Hi there I'm an Australian interested in living in Dubai with my partner. He is a personal trainer and I work in media. Currently both looking for jobs. Any tips for how where who to contact for both industries?


----------



## stanley308 (Jan 17, 2009)

hi,how is going in Dubai now? should we be friends?--stanley

/removed


----------



## Jynxgirl (Nov 27, 2009)

The is a list of recruiters on the sticky. Would be good to send out resumes there but honestly, would suggest to google and apply directly to places. There was someone who got a job at fitness first as a manager recently who posted here. May want to do a search on here for fitness first and bet his thread would pop up. Believe Dan is in his screen name or he might come round. Google gyms and send out resumes directly to them. There are many names in media here and would suggest doing the same. Go to their direct websites and see if you find info directly from. Try linked in to network with like minded people as well.


----------



## Interested in Dubai (Mar 8, 2011)

ooh thanks for your advice, i shall start the internet quest!


----------



## Guest (Mar 9, 2011)

If your partner is decently qualified, I would recommend he avoid working in a gym. The trainers tend to have minimal qualifications and are paid accordingly.

Dubizzle.com periodically have adverts for independent companies looking for trainers, but I would guess their market is mainly going into people's homes.

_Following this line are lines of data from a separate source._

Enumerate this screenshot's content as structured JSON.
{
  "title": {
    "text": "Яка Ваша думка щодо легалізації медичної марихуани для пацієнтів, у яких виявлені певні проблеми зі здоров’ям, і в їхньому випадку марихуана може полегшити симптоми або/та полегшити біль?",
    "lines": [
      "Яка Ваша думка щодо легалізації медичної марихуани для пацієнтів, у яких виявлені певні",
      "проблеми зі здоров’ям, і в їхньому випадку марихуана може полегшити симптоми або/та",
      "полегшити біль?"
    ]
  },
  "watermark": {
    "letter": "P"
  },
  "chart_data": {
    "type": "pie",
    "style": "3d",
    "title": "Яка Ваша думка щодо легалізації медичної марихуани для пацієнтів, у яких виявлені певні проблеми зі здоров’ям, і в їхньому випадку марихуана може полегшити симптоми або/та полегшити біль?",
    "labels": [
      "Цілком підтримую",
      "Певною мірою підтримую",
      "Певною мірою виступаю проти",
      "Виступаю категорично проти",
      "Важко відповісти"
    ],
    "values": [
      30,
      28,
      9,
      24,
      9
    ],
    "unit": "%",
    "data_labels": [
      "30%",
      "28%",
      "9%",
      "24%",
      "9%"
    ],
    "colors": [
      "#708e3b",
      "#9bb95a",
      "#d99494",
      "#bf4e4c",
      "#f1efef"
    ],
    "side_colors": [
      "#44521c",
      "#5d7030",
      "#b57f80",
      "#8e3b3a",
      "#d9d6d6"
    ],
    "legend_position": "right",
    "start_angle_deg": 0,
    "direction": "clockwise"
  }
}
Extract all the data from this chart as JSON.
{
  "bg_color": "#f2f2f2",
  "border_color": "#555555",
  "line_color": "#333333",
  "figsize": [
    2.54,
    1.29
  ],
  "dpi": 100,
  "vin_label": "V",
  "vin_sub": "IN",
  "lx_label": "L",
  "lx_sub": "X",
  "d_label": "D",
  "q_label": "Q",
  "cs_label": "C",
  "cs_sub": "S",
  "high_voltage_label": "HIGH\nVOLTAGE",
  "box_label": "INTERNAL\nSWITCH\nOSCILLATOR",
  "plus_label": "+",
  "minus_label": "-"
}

Send me a PM when you have enough posts and I can send you some links

I have no idea about media jobs, sorry


----------



## Interested in Dubai (Mar 8, 2011)

Thanks Nola. yup he is. he runs a mobile PT company here so I guess that would be the best bet for him, we shall check out Dubizzle.

thanks again. this is the first time i have ever used a forum or anything similar, and its great!

cheers = )


----------



## abdulkhanmedia (May 28, 2012)

hello Everyone,

I'm currently working with a sports channel in Mumbai India and wants to relocate to Dubai So anybody help me out for finding Media jobs in Dubai
It would be of great help

Cheers
Abdul Khan


----------



## amjad1612 (Aug 12, 2011)

Hey people,
I am arriving in Dubai on 06/06/2012. I have studied Fitness and Nutrition in New York and have pursued some of the best certifications in the Fitness industry in New York itself. I have got a job in Dubai and i hope its going to be a great experence. I dont know too many people there and i would love to make new friends. All of you are most welcome to ask me anything about Fitness and Nutrition.

Tke cre , GOD Bless.


----------